Nevertheless, there’s a genuine and enduring brotherhood between the two men that never quite slips into hate or acrimony even as circumstances conspire against them. They both want what the other has. In the kabuki world, bloodline is everything and Kikuo is viewed as a interloper usurping Shunsuke’s rightful position, while Shunsuke wants the raw talent he knows he lacks and no amount of training and commitment can buy. Yet it is in a way about resolve, or at least the willingness to give your life to the stage and die in the pursuit of art. Kikuo’s signature piece is the Heron Maiden, in which a heron falls in love with a young man and becomes a young woman. But her love is unrequited. She goes mad, and can only show her love for him by dancing until she dies. This is, in effect, Kikuo’s dance with kabuki, a waltz to the death as he yearns for the “scenery” he as been searching for and eventually finds the apotheosis of his art in the moment of the heron’s demise.
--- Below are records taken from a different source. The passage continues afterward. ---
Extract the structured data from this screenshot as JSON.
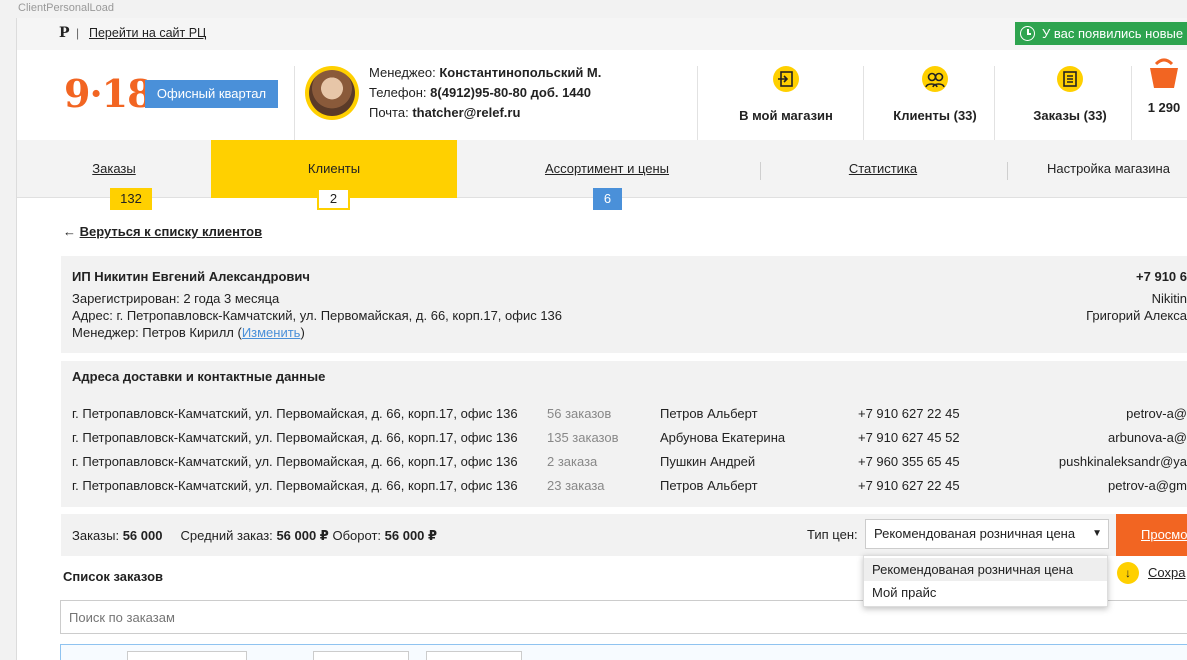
{
  "window_title": "ClientPersonalLoad",
  "topbar": {
    "logo": "Р",
    "separator": "|",
    "site_link": "Перейти на сайт РЦ",
    "notification": "У вас появились новые"
  },
  "header": {
    "brand": "9·18",
    "office_button": "Офисный квартал",
    "manager_label": "Менеджео:",
    "manager_name": "Константинопольский М.",
    "phone_label": "Телефон:",
    "phone_value": "8(4912)95-80-80 доб. 1440",
    "email_label": "Почта:",
    "email_value": "thatcher@relef.ru",
    "icons": [
      {
        "label": "В мой магазин",
        "icon": "enter-shop-icon"
      },
      {
        "label": "Клиенты (33)",
        "icon": "clients-icon"
      },
      {
        "label": "Заказы (33)",
        "icon": "orders-icon"
      },
      {
        "label": "1 290",
        "icon": "cart-icon"
      }
    ]
  },
  "nav": {
    "tabs": [
      {
        "label": "Заказы",
        "badge": "132"
      },
      {
        "label": "Клиенты",
        "badge": "2"
      },
      {
        "label": "Ассортимент и цены",
        "badge": "6"
      },
      {
        "label": "Статистика",
        "badge": ""
      },
      {
        "label": "Настройка магазина",
        "badge": ""
      }
    ]
  },
  "back": {
    "arrow": "←",
    "label": "Веруться к списку клиентов"
  },
  "client": {
    "name": "ИП Никитин Евгений Александрович",
    "registered": "Зарегистрирован: 2 года 3 месяца",
    "address": "Адрес: г. Петропавловск-Камчатский, ул. Первомайская, д. 66, корп.17, офис 136",
    "manager_prefix": "Менеджер: Петров Кирилл (",
    "manager_change": "Изменить",
    "manager_suffix": ")",
    "phone": "+7 910 6",
    "login": "Nikitin",
    "contact": "Григорий Алекса"
  },
  "addresses": {
    "heading": "Адреса доставки и контактные данные",
    "rows": [
      {
        "address": "г. Петропавловск-Камчатский, ул. Первомайская, д. 66, корп.17, офис 136",
        "orders": "56 заказов",
        "person": "Петров Альберт",
        "phone": "+7 910 627 22 45",
        "email": "petrov-a@"
      },
      {
        "address": "г. Петропавловск-Камчатский, ул. Первомайская, д. 66, корп.17, офис 136",
        "orders": "135 заказов",
        "person": "Арбунова Екатерина",
        "phone": "+7 910 627 45 52",
        "email": "arbunova-a@"
      },
      {
        "address": "г. Петропавловск-Камчатский, ул. Первомайская, д. 66, корп.17, офис 136",
        "orders": "2 заказа",
        "person": "Пушкин Андрей",
        "phone": "+7 960 355 65 45",
        "email": "pushkinaleksandr@ya"
      },
      {
        "address": "г. Петропавловск-Камчатский, ул. Первомайская, д. 66, корп.17, офис 136",
        "orders": "23 заказа",
        "person": "Петров Альберт",
        "phone": "+7 910 627 22 45",
        "email": "petrov-a@gm"
      }
    ]
  },
  "stats": {
    "orders_label": "Заказы:",
    "orders_value": "56 000",
    "avg_label": "Средний заказ:",
    "avg_value": "56 000 ₽",
    "turnover_label": "Оборот:",
    "turnover_value": "56 000 ₽",
    "price_type_label": "Тип цен:",
    "price_type_value": "Рекомендованая розничная цена",
    "view_button": "Просмо"
  },
  "orders": {
    "title": "Список заказов",
    "save_label": "Сохра",
    "search_placeholder": "Поиск по заказам"
  },
  "dropdown": {
    "options": [
      "Рекомендованая розничная цена",
      "Мой прайс"
    ]
  },
  "colors": {
    "accent_yellow": "#ffd000",
    "accent_orange": "#f26522",
    "accent_blue": "#4a90d9",
    "notify_green": "#2ea44f"
  }
}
Like Lee Sang-il’s previous films Villain and Rage based on a novel by Shuichi Yoshida, the film is a poetic meditation on the price of the pursuit of art that revels in its sumptuous production design and the intricacies of the kabuki world. With shades of Farewell, My Concubine, it frames its central dynamic not quite one of straightforward rivalry but a brotherhood between two halves of one whole who each know that neither of them can really win, while becoming a kokuho is an endless pursuit of artistic perfection in which one must be resolved to kill the self and die on stage in a lover’s suicide with a forever elusive kabuki.
Kokuho screened as part of this year’s LEAFF.